Quel sera le niveau du déficit budgétaire en 2010 ?

Il se situera à un niveau comparable à celui de 2009, environ 3,7 %, un taux nettement en deçà du niveau maximum tolérable. Cela permettra au Budget d’assumer convenablement son rôle de soutien et de relance, sans compromettre l’équilibre des finances publiques ni remettre en question les efforts continus pour réduire encore davantage notre taux d’endettement.

Comptez-vous augmenter les taxes en 2010 ?

Non. Le schéma préliminaire d’équilibre pour le budget 2010 ne comporte pas d’hypothèse d’augmentation des taxes, surtout pas au niveau de l’appareil de production. Si cela était le cas, ce serait à mon avis incohérent avec notre stratégie de soutien et de relance, et peut-être même improductif. Nous comptons plutôt sur une amélioration de l’assiette fiscale, en relation d’ailleurs avec l’hypothèse de croissance retenue pour notre PIB de 4 % à prix constants en 2010.

Pourtant, les chefs d’entreprise se plaignent de la lourdeur de votre fiscalité…

Souhaiter moins de taxes tout en restant exigeant sur le rôle de l’État en matière d’infrastructures et d’équipements collectifs de base est peut-être quelque chose d’humain… Mais votre question m’amène à faire quelques précisions utiles.
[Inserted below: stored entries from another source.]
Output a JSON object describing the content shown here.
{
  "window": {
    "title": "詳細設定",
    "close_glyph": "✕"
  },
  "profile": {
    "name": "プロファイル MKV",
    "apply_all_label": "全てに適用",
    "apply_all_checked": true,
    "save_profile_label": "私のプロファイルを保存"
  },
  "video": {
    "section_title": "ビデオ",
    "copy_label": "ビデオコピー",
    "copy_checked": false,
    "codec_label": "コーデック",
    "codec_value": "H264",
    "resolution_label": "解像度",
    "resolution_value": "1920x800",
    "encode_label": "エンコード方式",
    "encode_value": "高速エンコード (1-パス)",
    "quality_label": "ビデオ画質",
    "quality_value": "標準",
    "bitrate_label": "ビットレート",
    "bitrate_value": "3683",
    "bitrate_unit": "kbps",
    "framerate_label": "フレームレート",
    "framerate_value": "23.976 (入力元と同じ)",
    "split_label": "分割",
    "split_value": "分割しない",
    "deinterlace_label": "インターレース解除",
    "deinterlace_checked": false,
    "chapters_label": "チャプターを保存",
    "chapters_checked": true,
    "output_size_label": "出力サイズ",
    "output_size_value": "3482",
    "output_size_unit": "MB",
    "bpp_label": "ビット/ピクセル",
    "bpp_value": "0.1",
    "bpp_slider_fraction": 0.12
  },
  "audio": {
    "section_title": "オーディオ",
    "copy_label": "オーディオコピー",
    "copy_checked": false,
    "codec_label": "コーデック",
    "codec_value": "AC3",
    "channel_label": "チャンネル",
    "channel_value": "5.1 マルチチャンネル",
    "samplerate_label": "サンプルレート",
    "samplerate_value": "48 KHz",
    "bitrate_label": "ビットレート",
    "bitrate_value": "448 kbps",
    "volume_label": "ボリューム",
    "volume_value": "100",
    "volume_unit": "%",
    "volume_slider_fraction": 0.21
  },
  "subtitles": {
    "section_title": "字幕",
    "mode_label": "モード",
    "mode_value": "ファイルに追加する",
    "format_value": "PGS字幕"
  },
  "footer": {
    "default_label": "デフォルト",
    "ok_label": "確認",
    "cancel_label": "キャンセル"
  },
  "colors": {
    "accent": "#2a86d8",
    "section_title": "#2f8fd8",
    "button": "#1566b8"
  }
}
Tout d’abord, le niveau de pression fiscale, hors recettes pétrolières, se situe à 18,4 % du PIB en 2009. C’est tout à fait acceptable compte tenu du niveau et de la structure de notre tissu économique et du stade de développement atteint. Secundo, il est tout à fait possible d’améliorer cette pression fiscale globale sans pour autant augmenter les taxes, grâce à une meilleure répartition de l’effort contributif de tous les agents économiques. Une double action est actuellement engagée à ce titre. Une action de modernisation de l’administration fiscale (pour se rapprocher au mieux de cette équité fiscale réclamée par tous et pour lutter efficacement contre la fraude) et une action de sensibilisation à l’intention de tous les contribuables.

Quels sont vos arguments ?

Notre double action est légitimée par la qualité de notre gestion des dépenses publiques. Vous n’êtes pas sans savoir que la Tunisie est, depuis plusieurs années, très bien classée par le Forum de Davos selon le critère de « non-gaspillage des dépenses publiques » [selon le rapport publié le 8 septembre par le Forum économique mondial 2009-2010, la Tunisie se place au 5e rang mondial, NDLR]. À cela s’ajoute la succession d’une multitude de réformes qui ont permis de moderniser la fiscalité, d’assouplir les procédures, de garantir tous les droits au contribuable par un dispositif juridique complet et, enfin, de réduire le niveau des taux de l’impôt sur les sociétés et de la TVA.

Confiant, donc, dans l’avenir ?

Absolument. Une confiance dans notre capacité de réagir au plus vite si la situation économique et financière l’exige, mais aussi une confiance soutenue par l’optimisme d’un nouveau programme de réformes et de modernisation de l’économie, sachant que la Tunisie vivra dans quelques semaines un événement politique majeur avec l’élection présidentielle et les législatives.